Friday, May 2, 2008

IRSO looks for manned spaceflight funds

By Neelam Mathews/Aerospace Daily & Defense Report

NEW DELHI - The Indian Space Research Organisation (ISRO) soon will ask the Indian government to approve a human spaceflight mission by 2014-15 at a projected cost of $2.5 billion.

The Space Commission headed by Prime Minister Manmohan Singh will review ISRO's request, contained in a report on the agency's next five-year plan. A decision is expected by the end of 2008.

"Today the U.S., Russia and China have a capability to have a manned mission," ISRO Chairman G. Madhavan Nair told reporters April 28. "We cannot be left behind in the space race. Further, man's presence is absolutely necessary in a spacecraft for conducting some experiments."

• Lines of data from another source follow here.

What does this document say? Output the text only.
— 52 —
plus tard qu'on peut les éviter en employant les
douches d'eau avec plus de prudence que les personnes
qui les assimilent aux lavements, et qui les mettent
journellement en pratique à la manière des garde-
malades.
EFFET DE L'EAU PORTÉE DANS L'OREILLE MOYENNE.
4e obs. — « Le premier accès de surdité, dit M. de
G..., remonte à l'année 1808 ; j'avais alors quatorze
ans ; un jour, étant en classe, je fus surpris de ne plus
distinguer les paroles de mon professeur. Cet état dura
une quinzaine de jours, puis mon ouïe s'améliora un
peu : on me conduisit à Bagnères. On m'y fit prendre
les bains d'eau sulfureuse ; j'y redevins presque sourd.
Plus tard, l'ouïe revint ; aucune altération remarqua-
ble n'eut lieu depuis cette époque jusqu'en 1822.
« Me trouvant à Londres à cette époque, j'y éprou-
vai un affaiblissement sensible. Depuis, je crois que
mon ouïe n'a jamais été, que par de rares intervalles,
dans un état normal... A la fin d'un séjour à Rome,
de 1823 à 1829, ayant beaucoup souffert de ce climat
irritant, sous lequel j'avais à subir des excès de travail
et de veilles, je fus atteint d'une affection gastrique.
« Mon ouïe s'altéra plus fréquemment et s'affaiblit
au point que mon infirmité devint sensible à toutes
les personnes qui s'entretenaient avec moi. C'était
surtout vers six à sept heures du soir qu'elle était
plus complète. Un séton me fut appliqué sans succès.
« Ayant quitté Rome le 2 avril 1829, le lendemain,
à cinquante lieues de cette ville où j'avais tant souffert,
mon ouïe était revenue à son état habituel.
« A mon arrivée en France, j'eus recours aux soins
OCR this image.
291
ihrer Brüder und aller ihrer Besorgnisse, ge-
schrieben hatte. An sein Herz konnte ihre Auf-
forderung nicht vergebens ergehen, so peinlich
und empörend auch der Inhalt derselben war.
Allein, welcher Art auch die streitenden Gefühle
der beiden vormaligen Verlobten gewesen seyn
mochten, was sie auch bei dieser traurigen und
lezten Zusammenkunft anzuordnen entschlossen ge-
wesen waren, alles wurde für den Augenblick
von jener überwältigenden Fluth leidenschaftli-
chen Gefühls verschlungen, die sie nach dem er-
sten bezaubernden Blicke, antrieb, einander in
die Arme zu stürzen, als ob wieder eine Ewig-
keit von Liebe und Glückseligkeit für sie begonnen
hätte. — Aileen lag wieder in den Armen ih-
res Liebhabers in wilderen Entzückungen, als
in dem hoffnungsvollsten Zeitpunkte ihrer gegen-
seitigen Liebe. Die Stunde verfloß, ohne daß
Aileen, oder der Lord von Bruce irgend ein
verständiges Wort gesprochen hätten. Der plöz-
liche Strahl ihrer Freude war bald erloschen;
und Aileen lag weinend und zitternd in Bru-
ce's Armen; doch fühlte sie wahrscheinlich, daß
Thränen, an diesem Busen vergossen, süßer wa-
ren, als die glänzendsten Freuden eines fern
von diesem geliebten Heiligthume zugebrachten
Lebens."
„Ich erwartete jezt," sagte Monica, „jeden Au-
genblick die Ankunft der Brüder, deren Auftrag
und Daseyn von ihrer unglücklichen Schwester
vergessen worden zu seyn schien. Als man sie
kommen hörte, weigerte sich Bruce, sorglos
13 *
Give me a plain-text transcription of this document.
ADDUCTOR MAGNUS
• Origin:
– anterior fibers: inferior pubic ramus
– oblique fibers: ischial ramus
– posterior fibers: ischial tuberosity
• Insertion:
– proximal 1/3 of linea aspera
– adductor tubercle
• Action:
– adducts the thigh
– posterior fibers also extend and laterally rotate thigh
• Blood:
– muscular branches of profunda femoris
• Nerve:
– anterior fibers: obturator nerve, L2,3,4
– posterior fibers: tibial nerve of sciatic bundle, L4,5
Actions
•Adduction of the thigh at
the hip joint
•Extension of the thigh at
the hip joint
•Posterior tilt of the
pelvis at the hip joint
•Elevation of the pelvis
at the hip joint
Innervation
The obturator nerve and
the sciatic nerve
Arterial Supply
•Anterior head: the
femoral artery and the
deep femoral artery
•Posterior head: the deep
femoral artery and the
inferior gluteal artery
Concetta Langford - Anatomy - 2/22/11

India already is contributing to the budding international effort to return humans to the moon in the 2020s with its Chandrayaan-1 lunar orbiter, set for launch late this summer with an array of mapping instruments that will generate data for future lunar explorers.

The Indian agency also has started working on long-lead items required for human missions, including spacesuits and simulation facilities, using $23 million in preliminary funding already approved by the government.

"The man-rating reliability, which is very high today, has to be increased," ISRO spokesman S. Satish said. "In addition, building a space capsule that addresses an emergency escape system and comfort for the crew to sit and travel has to be looked at."

The new report on ISRO's plans includes 70 missions in the next five years, compared to 26 conducted in the past five.

"The proposed missions will be a combination of satellite launches with transponders for enhancing communications, education, health, remote sensing, observatory and exploratory," Nair said. "In addition to lunar and manned missions, we will undertake projects for re-entry vehicles and recovery capsules."

ISRO plans to adopt a new configuration of its Space Recovery Capsule, launched into a 635-kilometer (395-mile) polar orbit along with Cartosat-2 by PSLV-C7 in January 2007 for its crew module, said P.S. Sastry, director of ISRO's Launch Vehicle Program.